Automated Classification of Inherited Retinal Diseases in Optical Coherence Tomography Images Using Few-shot Learning

Objective To develop a few-shot learning(FSL) approach for classifying optical coherence tomography(OCT) images in patients with inherited retinal disorders(IRDs).Methods In this study, an FSL model based on a student–teacher learning framework was designed to classify images. 2,317 images from 189 participants were included. Of these, 1,126 images revealed IRDs, 533 were normal samples, and 658 were control samples.Results The FSL model achieved a total accuracy of 0.974–0.983, total sensitivity of 0.934–0.957, total specificity of 0.984–0.990, and total F1 score of 0.935–0.957, which were superior to the total accuracy of the baseline model of 0.943–0.954, total sensitivity of 0.866–0.886, total specificity of 0.962–0.971,and total F1 score of 0.859–0.885. The performance of most subclassifications also exhibited advantages.
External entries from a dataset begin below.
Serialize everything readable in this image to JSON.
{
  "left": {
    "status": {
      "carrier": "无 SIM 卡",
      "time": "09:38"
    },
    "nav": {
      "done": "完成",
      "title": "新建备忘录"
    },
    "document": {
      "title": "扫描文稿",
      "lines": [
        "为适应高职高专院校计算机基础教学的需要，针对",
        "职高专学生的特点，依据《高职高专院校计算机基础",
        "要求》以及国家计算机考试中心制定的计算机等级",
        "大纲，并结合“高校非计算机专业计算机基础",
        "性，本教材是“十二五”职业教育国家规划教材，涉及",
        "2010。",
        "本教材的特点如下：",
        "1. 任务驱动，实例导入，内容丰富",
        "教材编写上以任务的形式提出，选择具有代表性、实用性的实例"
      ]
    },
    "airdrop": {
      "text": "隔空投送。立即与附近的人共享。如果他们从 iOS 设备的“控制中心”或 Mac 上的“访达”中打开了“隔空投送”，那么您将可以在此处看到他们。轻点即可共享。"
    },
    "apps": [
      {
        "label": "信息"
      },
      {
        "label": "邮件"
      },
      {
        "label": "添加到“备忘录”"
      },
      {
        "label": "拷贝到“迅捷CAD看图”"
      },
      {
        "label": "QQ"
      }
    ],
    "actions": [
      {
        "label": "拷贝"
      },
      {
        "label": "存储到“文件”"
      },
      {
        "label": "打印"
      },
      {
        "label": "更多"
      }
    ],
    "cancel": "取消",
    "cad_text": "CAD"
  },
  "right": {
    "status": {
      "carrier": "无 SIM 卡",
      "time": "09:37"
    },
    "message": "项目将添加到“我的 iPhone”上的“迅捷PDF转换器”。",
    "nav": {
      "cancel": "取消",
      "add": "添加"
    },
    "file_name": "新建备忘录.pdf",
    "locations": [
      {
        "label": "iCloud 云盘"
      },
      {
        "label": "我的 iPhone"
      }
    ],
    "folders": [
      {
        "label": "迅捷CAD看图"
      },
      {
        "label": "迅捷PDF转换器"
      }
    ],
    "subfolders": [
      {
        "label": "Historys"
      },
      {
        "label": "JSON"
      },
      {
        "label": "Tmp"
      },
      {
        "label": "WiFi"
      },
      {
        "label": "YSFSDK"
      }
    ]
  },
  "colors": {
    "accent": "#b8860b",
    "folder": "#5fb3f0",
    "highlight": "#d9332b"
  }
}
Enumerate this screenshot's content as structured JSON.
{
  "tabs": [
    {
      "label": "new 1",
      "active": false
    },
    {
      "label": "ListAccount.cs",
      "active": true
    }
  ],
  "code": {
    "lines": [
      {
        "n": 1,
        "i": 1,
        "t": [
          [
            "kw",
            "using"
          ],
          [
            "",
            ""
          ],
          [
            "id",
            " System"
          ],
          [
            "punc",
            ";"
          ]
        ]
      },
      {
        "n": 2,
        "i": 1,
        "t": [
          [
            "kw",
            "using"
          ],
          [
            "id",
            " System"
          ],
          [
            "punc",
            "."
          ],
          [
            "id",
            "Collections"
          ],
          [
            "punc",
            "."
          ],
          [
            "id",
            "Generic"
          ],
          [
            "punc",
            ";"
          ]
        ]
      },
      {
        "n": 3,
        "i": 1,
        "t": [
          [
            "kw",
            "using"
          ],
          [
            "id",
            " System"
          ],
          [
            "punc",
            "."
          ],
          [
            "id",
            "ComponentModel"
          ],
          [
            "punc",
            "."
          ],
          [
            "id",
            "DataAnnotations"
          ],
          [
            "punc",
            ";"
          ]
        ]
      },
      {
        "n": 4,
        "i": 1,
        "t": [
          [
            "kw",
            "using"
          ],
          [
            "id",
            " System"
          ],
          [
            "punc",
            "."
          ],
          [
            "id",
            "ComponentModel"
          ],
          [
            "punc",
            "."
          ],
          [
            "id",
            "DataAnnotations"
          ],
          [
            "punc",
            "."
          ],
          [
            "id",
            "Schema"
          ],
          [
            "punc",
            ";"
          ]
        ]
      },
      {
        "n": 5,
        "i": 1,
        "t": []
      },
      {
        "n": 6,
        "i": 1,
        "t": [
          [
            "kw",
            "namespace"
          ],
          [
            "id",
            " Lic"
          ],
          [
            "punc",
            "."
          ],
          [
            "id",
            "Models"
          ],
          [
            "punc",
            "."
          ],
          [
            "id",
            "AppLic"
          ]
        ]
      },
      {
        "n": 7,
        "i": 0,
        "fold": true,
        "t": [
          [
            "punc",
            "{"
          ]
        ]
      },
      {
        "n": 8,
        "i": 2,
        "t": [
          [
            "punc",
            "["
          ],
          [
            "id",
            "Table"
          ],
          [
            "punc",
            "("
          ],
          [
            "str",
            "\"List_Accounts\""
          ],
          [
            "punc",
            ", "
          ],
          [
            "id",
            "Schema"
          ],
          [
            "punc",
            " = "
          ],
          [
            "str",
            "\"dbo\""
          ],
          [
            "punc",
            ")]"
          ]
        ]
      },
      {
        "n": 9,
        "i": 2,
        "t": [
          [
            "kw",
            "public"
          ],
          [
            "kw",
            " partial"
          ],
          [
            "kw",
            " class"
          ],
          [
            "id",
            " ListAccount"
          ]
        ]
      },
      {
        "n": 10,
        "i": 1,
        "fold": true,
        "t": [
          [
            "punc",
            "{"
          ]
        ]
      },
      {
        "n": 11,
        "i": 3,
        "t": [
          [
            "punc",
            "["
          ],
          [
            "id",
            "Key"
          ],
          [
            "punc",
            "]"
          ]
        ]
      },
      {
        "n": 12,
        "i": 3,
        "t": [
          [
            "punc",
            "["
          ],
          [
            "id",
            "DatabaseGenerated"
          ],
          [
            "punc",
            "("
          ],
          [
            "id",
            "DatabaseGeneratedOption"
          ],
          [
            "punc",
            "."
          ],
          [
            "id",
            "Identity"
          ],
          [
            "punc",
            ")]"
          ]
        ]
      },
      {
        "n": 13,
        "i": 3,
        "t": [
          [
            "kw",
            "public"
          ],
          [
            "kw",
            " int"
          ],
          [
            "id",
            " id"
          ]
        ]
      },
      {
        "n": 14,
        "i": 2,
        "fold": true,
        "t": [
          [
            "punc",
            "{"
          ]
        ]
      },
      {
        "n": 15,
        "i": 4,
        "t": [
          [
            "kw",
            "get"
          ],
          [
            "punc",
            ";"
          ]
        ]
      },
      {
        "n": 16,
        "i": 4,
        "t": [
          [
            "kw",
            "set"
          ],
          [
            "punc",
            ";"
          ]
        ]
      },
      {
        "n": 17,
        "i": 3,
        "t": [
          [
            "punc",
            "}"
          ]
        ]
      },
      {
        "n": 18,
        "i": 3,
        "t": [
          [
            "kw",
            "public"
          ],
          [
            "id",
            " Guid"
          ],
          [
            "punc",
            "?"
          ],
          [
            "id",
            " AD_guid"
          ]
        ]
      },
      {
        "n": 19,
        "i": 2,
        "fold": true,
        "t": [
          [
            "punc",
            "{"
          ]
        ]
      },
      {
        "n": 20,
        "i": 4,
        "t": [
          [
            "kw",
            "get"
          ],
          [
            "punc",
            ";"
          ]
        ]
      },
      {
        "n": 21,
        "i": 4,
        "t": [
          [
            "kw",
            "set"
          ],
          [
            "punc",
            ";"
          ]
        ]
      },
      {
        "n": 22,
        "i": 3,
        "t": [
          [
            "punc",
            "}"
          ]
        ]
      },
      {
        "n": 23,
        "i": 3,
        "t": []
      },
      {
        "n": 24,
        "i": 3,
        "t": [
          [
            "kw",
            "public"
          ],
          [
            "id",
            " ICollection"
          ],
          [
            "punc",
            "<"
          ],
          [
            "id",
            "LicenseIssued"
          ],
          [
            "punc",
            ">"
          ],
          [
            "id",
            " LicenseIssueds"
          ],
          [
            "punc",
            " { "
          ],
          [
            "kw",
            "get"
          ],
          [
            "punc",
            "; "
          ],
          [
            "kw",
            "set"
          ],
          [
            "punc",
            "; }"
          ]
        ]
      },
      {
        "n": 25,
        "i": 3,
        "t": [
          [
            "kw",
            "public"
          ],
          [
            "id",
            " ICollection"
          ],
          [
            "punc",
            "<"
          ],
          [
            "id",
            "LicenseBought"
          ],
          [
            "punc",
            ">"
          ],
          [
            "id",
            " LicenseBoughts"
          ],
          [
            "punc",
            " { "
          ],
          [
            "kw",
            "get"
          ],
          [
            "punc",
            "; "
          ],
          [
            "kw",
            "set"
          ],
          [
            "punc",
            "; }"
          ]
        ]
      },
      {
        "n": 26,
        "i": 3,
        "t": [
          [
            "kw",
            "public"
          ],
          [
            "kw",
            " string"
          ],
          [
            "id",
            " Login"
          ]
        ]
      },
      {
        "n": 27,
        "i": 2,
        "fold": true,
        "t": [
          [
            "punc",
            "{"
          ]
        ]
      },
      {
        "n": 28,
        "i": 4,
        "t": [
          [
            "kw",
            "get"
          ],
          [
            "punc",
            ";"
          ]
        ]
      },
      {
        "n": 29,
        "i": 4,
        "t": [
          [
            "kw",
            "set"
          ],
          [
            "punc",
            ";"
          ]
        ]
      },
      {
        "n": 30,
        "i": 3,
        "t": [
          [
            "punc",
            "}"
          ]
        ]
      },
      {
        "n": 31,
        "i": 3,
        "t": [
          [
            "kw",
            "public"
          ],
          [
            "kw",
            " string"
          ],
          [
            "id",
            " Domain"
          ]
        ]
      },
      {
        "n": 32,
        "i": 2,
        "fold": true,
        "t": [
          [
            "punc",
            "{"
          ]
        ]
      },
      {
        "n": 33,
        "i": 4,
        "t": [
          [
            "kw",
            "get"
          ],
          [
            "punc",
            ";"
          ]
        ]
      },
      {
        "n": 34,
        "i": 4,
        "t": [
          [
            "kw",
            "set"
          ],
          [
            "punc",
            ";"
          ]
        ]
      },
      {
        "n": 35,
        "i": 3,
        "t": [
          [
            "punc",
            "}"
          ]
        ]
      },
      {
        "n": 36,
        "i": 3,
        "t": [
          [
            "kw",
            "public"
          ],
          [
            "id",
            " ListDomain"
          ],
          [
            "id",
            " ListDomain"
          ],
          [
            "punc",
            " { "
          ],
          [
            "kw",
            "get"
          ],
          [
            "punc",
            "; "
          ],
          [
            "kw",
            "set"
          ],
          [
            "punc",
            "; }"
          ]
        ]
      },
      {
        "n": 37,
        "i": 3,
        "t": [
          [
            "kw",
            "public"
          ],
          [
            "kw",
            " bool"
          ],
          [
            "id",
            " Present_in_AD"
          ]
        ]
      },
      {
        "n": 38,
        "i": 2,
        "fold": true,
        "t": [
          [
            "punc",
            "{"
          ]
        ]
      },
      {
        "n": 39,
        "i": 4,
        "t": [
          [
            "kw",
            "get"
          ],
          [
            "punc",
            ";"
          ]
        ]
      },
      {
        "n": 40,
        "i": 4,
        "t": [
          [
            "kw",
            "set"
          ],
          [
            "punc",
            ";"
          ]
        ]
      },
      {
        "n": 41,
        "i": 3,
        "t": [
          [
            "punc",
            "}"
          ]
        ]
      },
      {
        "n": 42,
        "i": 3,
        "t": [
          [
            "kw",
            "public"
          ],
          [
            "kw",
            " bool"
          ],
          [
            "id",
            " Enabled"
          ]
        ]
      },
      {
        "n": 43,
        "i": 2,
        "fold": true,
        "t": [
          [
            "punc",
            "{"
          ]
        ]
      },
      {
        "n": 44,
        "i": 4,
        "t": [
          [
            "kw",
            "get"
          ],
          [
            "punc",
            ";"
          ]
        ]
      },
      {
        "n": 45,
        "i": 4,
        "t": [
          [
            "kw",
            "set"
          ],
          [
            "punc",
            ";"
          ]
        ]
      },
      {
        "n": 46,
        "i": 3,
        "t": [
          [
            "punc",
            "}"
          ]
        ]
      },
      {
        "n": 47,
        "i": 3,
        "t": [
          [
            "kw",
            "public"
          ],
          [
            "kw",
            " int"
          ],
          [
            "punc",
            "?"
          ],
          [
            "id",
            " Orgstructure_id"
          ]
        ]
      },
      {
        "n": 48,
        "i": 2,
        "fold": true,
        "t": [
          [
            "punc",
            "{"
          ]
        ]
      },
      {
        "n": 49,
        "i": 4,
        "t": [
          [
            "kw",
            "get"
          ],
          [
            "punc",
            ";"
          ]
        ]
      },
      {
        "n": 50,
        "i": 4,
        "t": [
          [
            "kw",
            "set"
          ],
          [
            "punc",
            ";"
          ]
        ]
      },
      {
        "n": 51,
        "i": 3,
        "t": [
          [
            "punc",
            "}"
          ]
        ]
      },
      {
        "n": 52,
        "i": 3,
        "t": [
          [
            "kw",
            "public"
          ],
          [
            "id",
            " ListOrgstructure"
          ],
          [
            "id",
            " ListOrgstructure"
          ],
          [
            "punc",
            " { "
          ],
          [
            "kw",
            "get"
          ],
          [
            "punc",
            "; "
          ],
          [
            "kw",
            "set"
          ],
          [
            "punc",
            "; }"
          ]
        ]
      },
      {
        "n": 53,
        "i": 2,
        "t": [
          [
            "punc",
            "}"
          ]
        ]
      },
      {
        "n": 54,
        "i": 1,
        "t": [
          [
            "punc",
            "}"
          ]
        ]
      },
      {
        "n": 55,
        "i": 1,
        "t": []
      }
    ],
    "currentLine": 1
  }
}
Moreover, the FSL model had a higher area under curves(AUC) of the receiver operating characteristic(ROC) curves in most subclassifications.Conclusion This study demonstrates the effective use of the FSL model for the classification of OCT images from patients with IRDs, normal, and control participants with a smaller volume of data. The general principle and similar network architectures can also be applied to other retinal diseases with a low prevalence.